Nel tessuto complesso della società, le madri sono tradizionalmente considerate figure di amore, affetto e protezione per i propri figli. Troppo spesso, negli ultimi anni, sono però emerse storie che sconvolgono questa immagine idilliaca. La maternità è universalmente considerata uno dei legami più forti e speciali che possono esistere al mondo.
Per questo, le madri che commettono atti di violenza estrema contro i propri figli sono capaci di scardinare alcune certezze reputate dogmatiche. Perché in grado di mettere in discussione le nostre convinzioni sull’amore materno ed in grado di sollevare domande difficili sulle dinamiche psicologiche e sociali che possono portare a tali tragici eventi.
Lo scorso anno Martina Patti uccideva Elena Del Pozzo, di soli cinque anni. E proprio oggi in Corte D’Assise a Catania è in corso la seconda udienza del processo a carico di questa giovane donna assassina. Processo iniziato lo scorso 12 giugno 2023, proprio alla vigilia dell’anniversario di un figlicidio che nessuno mai potrà dimenticare.
Martina Patti è imputata per il reato di omicidio volontario aggravato dalla premeditazione, simulazione di reato ed occultamento di cadavere. Oggi verranno ascoltati come testimoni i carabinieri che raccolsero la denuncia della donna. Gli stessi che poco dopo scopriranno che Martina Patti altro non era che una madre Medea, che aveva ucciso sua figlia per vendicarsi della felicità di suo padre, Alessandro Del Pozzo. Quest’ultimo, infatti, da qualche tempo, si era rifatto una vita ed aveva accanto una nuova compagna.
Quel maledetto 13 giugno 2022
Elena Del Pozzo è stata vittima di figlicidio. Uccisa dalla persona che più avrebbe dovuto amarla: sua madre. Come ricordato, la tragedia si è consumata il 13 giugno dello scorso anno. Quando Martina Patti, poco più che ventenne, si rivolse alle autorità denunciando il rapimento di sua figlia. Secondo quanto racconto agli inquirenti, tre uomini incappucciati le avevano sottratto Elena all’uscita dell’asilo, a Piano di Tremestieri. Martina Patti raccontava uno scenario agghiacciante.
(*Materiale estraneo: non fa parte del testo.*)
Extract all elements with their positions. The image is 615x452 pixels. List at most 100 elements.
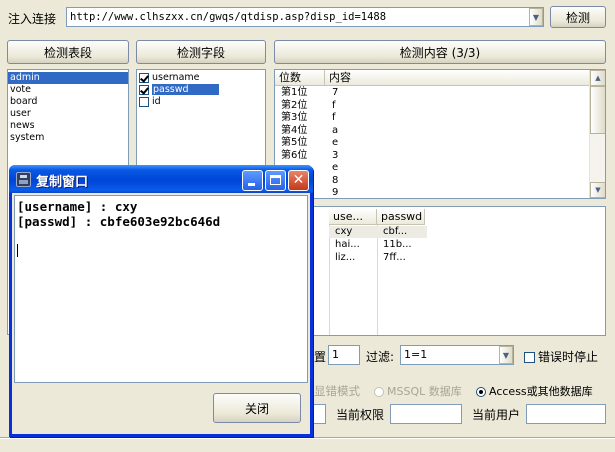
minimize-icon	[248, 183, 255, 186]
maximize-icon	[270, 175, 281, 185]
mssql-option[interactable]: MSSQL 数据库	[374, 383, 462, 399]
stop-on-error-label: 错误时停止	[538, 350, 599, 364]
table-row[interactable]: 第3位 f	[275, 112, 589, 125]
filter-dropdown-button[interactable]: ▼	[499, 346, 513, 364]
field-label: username	[152, 72, 200, 83]
cell-passwd: 11b...	[383, 239, 412, 250]
cell-content: f	[332, 112, 336, 123]
interval-value: 1	[332, 348, 339, 361]
list-item-table[interactable]: vote	[8, 84, 128, 96]
cell-passwd: 7ff...	[383, 252, 406, 263]
table-row[interactable]: cxy cbf...	[329, 226, 427, 238]
app-icon	[16, 172, 31, 187]
table-row[interactable]: hai... 11b...	[329, 239, 427, 251]
field-item-username[interactable]: username	[137, 72, 265, 84]
dialog-titlebar[interactable]: 复制窗口 ✕	[9, 165, 313, 193]
stop-on-error-option[interactable]: 错误时停止	[524, 348, 598, 365]
cell-position: 第2位	[281, 99, 308, 111]
scroll-down-button[interactable]: ▼	[590, 182, 605, 198]
minimize-button[interactable]	[242, 170, 263, 191]
cell-position: 第5位	[281, 137, 308, 148]
cell-content: 8	[332, 174, 339, 186]
access-option[interactable]: Access或其他数据库	[476, 383, 593, 399]
id-checkbox[interactable]	[139, 96, 149, 107]
cell-content: e	[332, 137, 339, 148]
dialog-body: [username] : cxy [passwd] : cbfe603e92bc…	[12, 193, 310, 434]
content-grid[interactable]: 位数 内容 第1位 7 第2位 f 第3位 f 第4位 a 第5位 e 第6位 3 e 8 9 ▲ ▼	[274, 69, 606, 199]
copy-line: [passwd] : cbfe603e92bc646d	[17, 214, 221, 229]
access-label: Access或其他数据库	[489, 385, 593, 398]
cell-content: e	[332, 162, 339, 173]
close-button[interactable]: ✕	[288, 170, 309, 191]
cell-content: a	[332, 124, 339, 136]
col-header-passwd[interactable]: passwd	[377, 209, 425, 225]
copy-dialog[interactable]: 复制窗口 ✕ [username] : cxy [passwd] : cbfe6…	[9, 165, 313, 437]
bottom-divider	[0, 437, 615, 439]
current-perm-field[interactable]	[390, 404, 462, 424]
list-item-table[interactable]: user	[8, 108, 128, 120]
scroll-thumb[interactable]	[590, 86, 605, 134]
cell-content: 7	[332, 87, 339, 98]
cell-position: 第3位	[281, 112, 308, 123]
cell-content: f	[332, 99, 336, 111]
cell-position: 第4位	[281, 124, 308, 136]
detect-fields-button[interactable]: 检测字段	[136, 40, 266, 64]
url-dropdown-button[interactable]: ▼	[529, 8, 543, 26]
col-header-username[interactable]: use...	[329, 209, 377, 225]
list-item-table[interactable]: board	[8, 96, 128, 108]
interval-input[interactable]: 1	[328, 345, 360, 365]
results-grid[interactable]: use... passwd cxy cbf... hai... 11b... l…	[274, 206, 606, 336]
url-text: http://www.clhszxx.cn/gwqs/qtdisp.asp?di…	[70, 11, 387, 23]
cell-position: 第1位	[281, 87, 308, 98]
url-label: 注入连接	[8, 12, 57, 26]
current-user-label: 当前用户	[472, 408, 521, 422]
error-mode-option[interactable]: 显错模式	[314, 383, 360, 399]
list-item-table[interactable]: admin	[8, 72, 128, 84]
table-row[interactable]: 8	[275, 175, 589, 188]
detect-content-button[interactable]: 检测内容 (3/3)	[274, 40, 606, 64]
field-item-passwd[interactable]: passwd	[137, 84, 265, 96]
detect-tables-button[interactable]: 检测表段	[7, 40, 129, 64]
table-row[interactable]: liz... 7ff...	[329, 252, 427, 264]
url-input[interactable]: http://www.clhszxx.cn/gwqs/qtdisp.asp?di…	[66, 7, 544, 27]
content-scrollbar[interactable]: ▲ ▼	[589, 70, 605, 198]
col-header-content[interactable]: 内容	[325, 70, 590, 86]
table-row[interactable]: 9	[275, 187, 589, 198]
filter-select[interactable]: 1=1	[400, 345, 514, 365]
username-checkbox[interactable]	[139, 72, 149, 83]
close-icon: ✕	[292, 172, 305, 188]
field-item-id[interactable]: id	[137, 96, 265, 108]
table-row[interactable]: 第6位 3	[275, 150, 589, 163]
current-user-field[interactable]	[526, 404, 606, 424]
table-row[interactable]: 第1位 7	[275, 87, 589, 100]
text-cursor	[17, 244, 18, 257]
maximize-button[interactable]	[265, 170, 286, 191]
filter-label: 过滤:	[366, 350, 395, 364]
dialog-title: 复制窗口	[36, 175, 89, 190]
detect-button[interactable]: 检测	[550, 6, 606, 28]
cell-content: 9	[332, 187, 339, 198]
dialog-close-button[interactable]: 关闭	[213, 393, 301, 423]
table-row[interactable]: e	[275, 162, 589, 175]
cell-username: hai...	[335, 239, 360, 250]
stop-on-error-checkbox[interactable]	[524, 352, 535, 363]
filter-value: 1=1	[404, 348, 428, 361]
passwd-checkbox[interactable]	[139, 84, 149, 95]
table-row[interactable]: 第5位 e	[275, 137, 589, 150]
field-label: id	[152, 96, 161, 107]
copy-line: [username] : cxy	[17, 199, 138, 214]
error-mode-label: 显错模式	[314, 384, 360, 398]
current-perm-label: 当前权限	[336, 408, 385, 422]
list-item-table[interactable]: news	[8, 120, 128, 132]
cell-content: 3	[332, 149, 339, 161]
cell-passwd: cbf...	[383, 226, 408, 237]
copy-textarea[interactable]: [username] : cxy [passwd] : cbfe603e92bc…	[14, 195, 308, 383]
mssql-radio[interactable]	[374, 387, 384, 397]
table-row[interactable]: 第2位 f	[275, 100, 589, 113]
list-item-table[interactable]: system	[8, 132, 128, 144]
access-radio[interactable]	[476, 387, 486, 397]
col-header-position[interactable]: 位数	[275, 70, 325, 86]
table-row[interactable]: 第4位 a	[275, 125, 589, 138]
scroll-up-button[interactable]: ▲	[590, 70, 605, 86]
cell-position: 第6位	[281, 149, 308, 161]
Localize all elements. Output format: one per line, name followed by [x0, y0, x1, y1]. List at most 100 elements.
Nel portarle via la bambina, gli uomini incappucciati avevano fatto chiaramente intendere che si trattava di un regolamento di conti. Questi avevano così fatto cenno al suo ex compagno e padre di sua figlia, Alessandro Del Pozzo, un ventiquattrenne con piccoli precedenti penali per droga. Tuttavia, gli investigatori escludevano sin da subito che il rapimento fosse opera di un’organizzazione criminale. Di conseguenza, il giorno successivo, Martina Patti, la madre, cambiò la sua versione dei fatti. Confessò di essere lei l’assassina di sua figlia e condusse gli investigatori nel luogo in cui era sepolta la piccola Elena. Il cadavere è stato trovato chiuso all’interno di cinque sacchi neri, coperti da uno strato sottile di ciottoli e cenere vulcanica.
Che cosa ha spinto Martina Patti ad uccidere sua figlia?
Martina Patti non ha mai rivelato il movente. Ma, da quel che è emerso dalle indagini, la donna non tollerava che l’ex compagno si fosse rifatto una vita dopo la fine della loro relazione. Uno dei fattori principali che possono portare una madre a uccidere i propri figli come vendetta nei confronti dell’ex partner è la presenza di un profondo accumulo di rabbia e risentimento nei confronti dei medesimi. Un accumulo capace di generare un forte e patologico senso di ingiustizia e desiderio di vendetta nella madre stessa.
Questo è verosimilmente successo a Martina Patti. Che prima di ucciderla ha visto Elena come estensione dell’ex compagno. Come l’unico modo per infliggere dolore e punizione. In altri termini, è stata spinta da pensieri distorti e capaci di far apparire il figlicidio come l’unico strumento per ferire l’ex. Per Martina, così come per la maggior parte delle madri assassine, l’uccisione di Elena ha costituito l’estremo tentativo di riprendere il controllo della situazione, dimostrare potere su Alessandro del Pozzo e condannarlo alla massima sofferenza emotiva possibile.